Keeping personal views aside, there seems to be a huge difference in infrastructure and governance ability and just in terms of pure economic development in countries like Greece, Portugal vs. France or Germany.
I also see countries like Estonia who have demonstrated the ability to deliver on austerity measures resulting in a 7.6% economic growth in 2011 (vs. an 18% economic contraction in 2008-2009) are a part of the European Union (EU).
These kinds of countries with an impressive will-power (Estonia) and industrial and social development (Germany) joined monetarily with insolvent members does not make sense. Countries that consists of ambitious people and a progressive government can and should pursue their own economic interests.
The Germans, I spoke with really did not care for the Euro and they were all quite unhappy with the bailouts of other countries with tax-payer funds.
Yes, the Euro does make trade easier within member states but trade benefits who exactly? I would say countries with a trade surplus is an obvious answer. But if this money that is being acquired through trade has been loaned by a trade surplus country anyway then what exactly are these earnings?
This is like a credit card company pointing to paper profits for money it keeps loaning to people to buy more and more stuff that they cannot afford.

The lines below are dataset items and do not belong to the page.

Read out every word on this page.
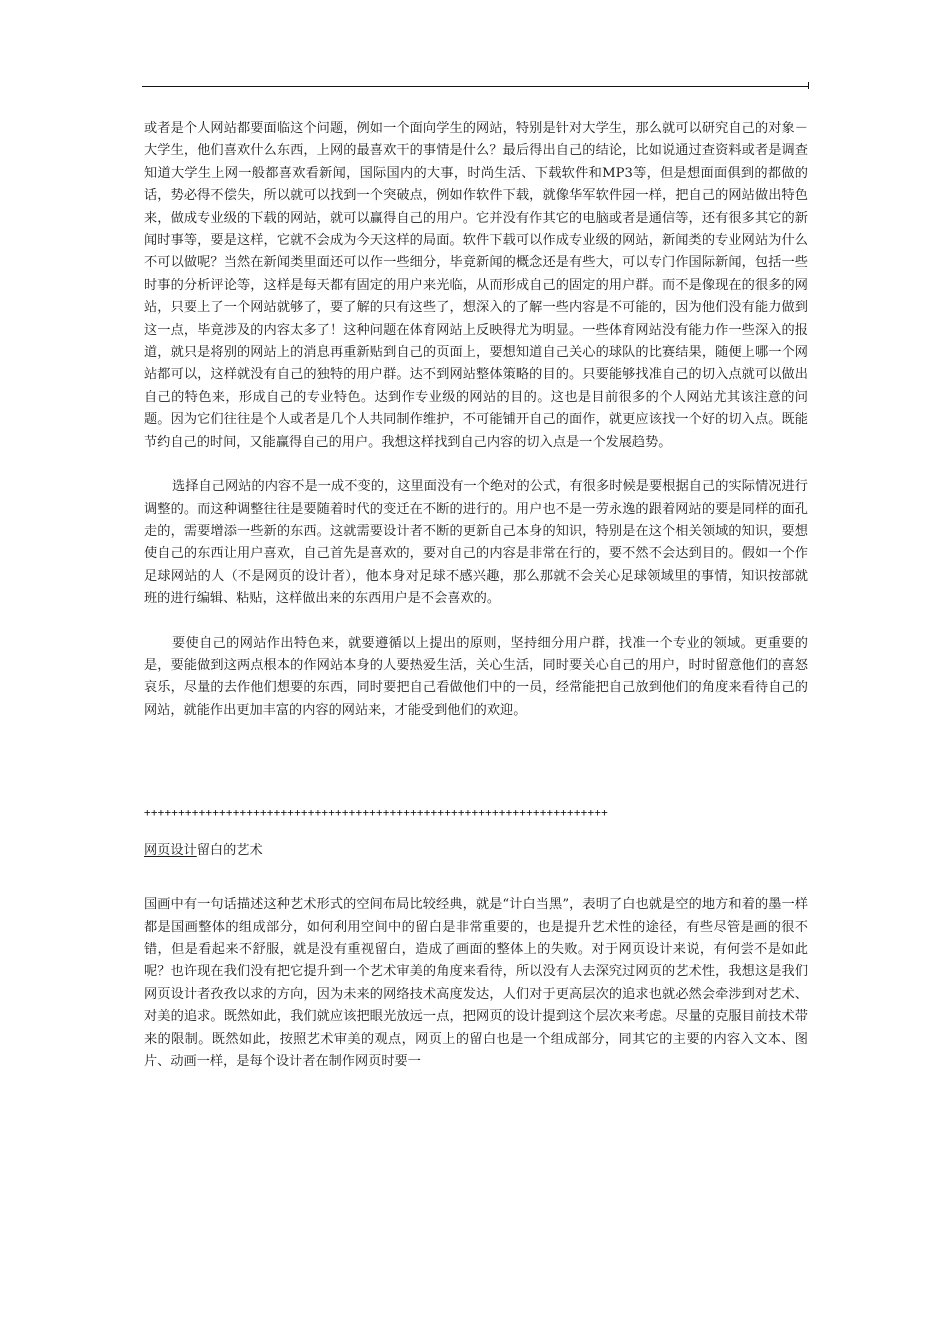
或者是个人网站都要面临这个问题，例如一个面向学生的网站，特别是针对大学生，那么就可以研究自己的对象－大学生，他们喜欢什么东西，上网的最喜欢干的事情是什么？最后得出自己的结论，比如说通过查资料或者是调查知道大学生上网一般都喜欢看新闻，国际国内的大事，时尚生活、下载软件和MP3等，但是想面面俱到的都做的话，势必得不偿失，所以就可以找到一个突破点，例如作软件下载，就像华军软件园一样，把自己的网站做出特色来，做成专业级的下载的网站，就可以赢得自己的用户。它并没有作其它的电脑或者是通信等，还有很多其它的新闻时事等，要是这样，它就不会成为今天这样的局面。软件下载可以作成专业级的网站，新闻类的专业网站为什么不可以做呢？当然在新闻类里面还可以作一些细分，毕竟新闻的概念还是有些大，可以专门作国际新闻，包括一些时事的分析评论等，这样是每天都有固定的用户来光临，从而形成自己的固定的用户群。而不是像现在的很多的网站，只要上了一个网站就够了，要了解的只有这些了，想深入的了解一些内容是不可能的，因为他们没有能力做到这一点，毕竟涉及的内容太多了！这种问题在体育网站上反映得尤为明显。一些体育网站没有能力作一些深入的报道，就只是将别的网站上的消息再重新贴到自己的页面上，要想知道自己关心的球队的比赛结果，随便上哪一个网站都可以，这样就没有自己的独特的用户群。达不到网站整体策略的目的。只要能够找准自己的切入点就可以做出自己的特色来，形成自己的专业特色。达到作专业级的网站的目的。这也是目前很多的个人网站尤其该注意的问题。因为它们往往是个人或者是几个人共同制作维护，不可能铺开自己的面作，就更应该找一个好的切入点。既能节约自己的时间，又能赢得自己的用户。我想这样找到自己内容的切入点是一个发展趋势。

选择自己网站的内容不是一成不变的，这里面没有一个绝对的公式，有很多时候是要根据自己的实际情况进行调整的。而这种调整往往是要随着时代的变迁在不断的进行的。用户也不是一劳永逸的跟着网站的要是同样的面孔走的，需要增添一些新的东西。这就需要设计者不断的更新自己本身的知识，特别是在这个相关领域的知识，要想使自己的东西让用户喜欢，自己首先是喜欢的，要对自己的内容是非常在行的，要不然不会达到目的。假如一个作足球网站的人（不是网页的设计者），他本身对足球不感兴趣，那么那就不会关心足球领域里的事情，知识按部就班的进行编辑、粘贴，这样做出来的东西用户是不会喜欢的。

要使自己的网站作出特色来，就要遵循以上提出的原则，坚持细分用户群，找准一个专业的领域。更重要的是，要能做到这两点根本的作网站本身的人要热爱生活，关心生活，同时要关心自己的用户，时时留意他们的喜怒哀乐，尽量的去作他们想要的东西，同时要把自己看做他们中的一员，经常能把自己放到他们的角度来看待自己的网站，就能作出更加丰富的内容的网站来，才能受到他们的欢迎。

++++++++++++++++++++++++++++++++++++++++++++++++++++++++++++++++++++

网页设计留白的艺术

国画中有一句话描述这种艺术形式的空间布局比较经典，就是“计白当黑”，表明了白也就是空的地方和着的墨一样都是国画整体的组成部分，如何利用空间中的留白是非常重要的，也是提升艺术性的途径，有些尽管是画的很不错，但是看起来不舒服，就是没有重视留白，造成了画面的整体上的失败。对于网页设计来说，有何尝不是如此呢？也许现在我们没有把它提升到一个艺术审美的角度来看待，所以没有人去深究过网页的艺术性，我想这是我们网页设计者孜孜以求的方向，因为未来的网络技术高度发达，人们对于更高层次的追求也就必然会牵涉到对艺术、对美的追求。既然如此，我们就应该把眼光放远一点，把网页的设计提到这个层次来考虑。尽量的克服目前技术带来的限制。既然如此，按照艺术审美的观点，网页上的留白也是一个组成部分，同其它的主要的内容入文本、图片、动画一样，是每个设计者在制作网页时要一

And the Germans could trade just as well with their old Deutsche Mark and get rid of all the expenditure of being part of the EU.
Another observation is that the Maastricht treaty (Treaty of the EU) which had all sorts of restrictions with respect to budget deficits, bailouts, industrial policy, adequate social protection etc. is broken in so many member states that it makes no sense to say that the treaty is effective in creating a level in terms of economic and social standards in member states.

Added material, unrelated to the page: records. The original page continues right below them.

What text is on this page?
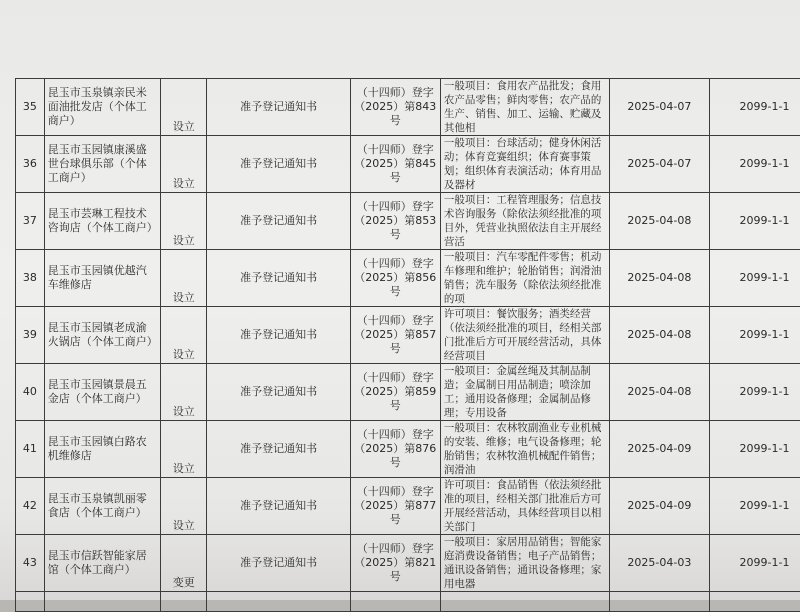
35	昆玉市玉泉镇亲民米面油批发店（个体工商户）	设立	准予登记通知书	（十四师）登字（2025）第843号	一般项目：食用农产品批发；食用农产品零售；鲜肉零售；农产品的生产、销售、加工、运输、贮藏及其他相	2025-04-07	2099-1-1
36	昆玉市玉园镇康溪盛世台球俱乐部（个体工商户）	设立	准予登记通知书	（十四师）登字（2025）第845号	一般项目：台球活动；健身休闲活动；体育竞赛组织；体育赛事策划；组织体育表演活动；体育用品及器材	2025-04-07	2099-1-1
37	昆玉市芸琳工程技术咨询店（个体工商户）	设立	准予登记通知书	（十四师）登字（2025）第853号	一般项目：工程管理服务；信息技术咨询服务（除依法须经批准的项目外，凭营业执照依法自主开展经营活	2025-04-08	2099-1-1
38	昆玉市玉园镇优越汽车维修店	设立	准予登记通知书	（十四师）登字（2025）第856号	一般项目：汽车零配件零售；机动车修理和维护；轮胎销售；润滑油销售；洗车服务（除依法须经批准的项	2025-04-08	2099-1-1
39	昆玉市玉园镇老成渝火锅店（个体工商户）	设立	准予登记通知书	（十四师）登字（2025）第857号	许可项目：餐饮服务；酒类经营（依法须经批准的项目，经相关部门批准后方可开展经营活动，具体经营项目	2025-04-08	2099-1-1
40	昆玉市玉园镇景晨五金店（个体工商户）	设立	准予登记通知书	（十四师）登字（2025）第859号	一般项目：金属丝绳及其制品制造；金属制日用品制造；喷涂加工；通用设备修理；金属制品修理；专用设备	2025-04-08	2099-1-1
41	昆玉市玉园镇白路农机维修店	设立	准予登记通知书	（十四师）登字（2025）第876号	一般项目：农林牧副渔业专业机械的安装、维修；电气设备修理；轮胎销售；农林牧渔机械配件销售；润滑油	2025-04-09	2099-1-1
42	昆玉市玉泉镇凯丽零食店（个体工商户）	设立	准予登记通知书	（十四师）登字（2025）第877号	许可项目：食品销售（依法须经批准的项目，经相关部门批准后方可开展经营活动，具体经营项目以相关部门	2025-04-09	2099-1-1
43	昆玉市信跃智能家居馆（个体工商户）	变更	准予登记通知书	（十四师）登字（2025）第821号	一般项目：家居用品销售；智能家庭消费设备销售；电子产品销售；通讯设备销售；通讯设备修理；家用电器	2025-04-03	2099-1-1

So the point here is that if you have a few countries dominating the EU and the rest sliding backwards or having little or no progress, the entire system starts to fail because the prosperous part of the EU has no reason to finance the failing part of the EU.
Germany cannot be looked upon as a banker of last resort for the EU. At some point they’re going to say that they’ve had enough and it was a worthwhile but failed experiment.
On the flip-side, countries that should default on their financial obligations should do so. This will give them the opportunity to make lasting and worthwhile changes to their government, society and economy because there will be no other option.
The German banks should work-out some strategies (they probably already are) for the future where their Euro-zone loans are likely to be devalued if Germany leaves the Euro-zone.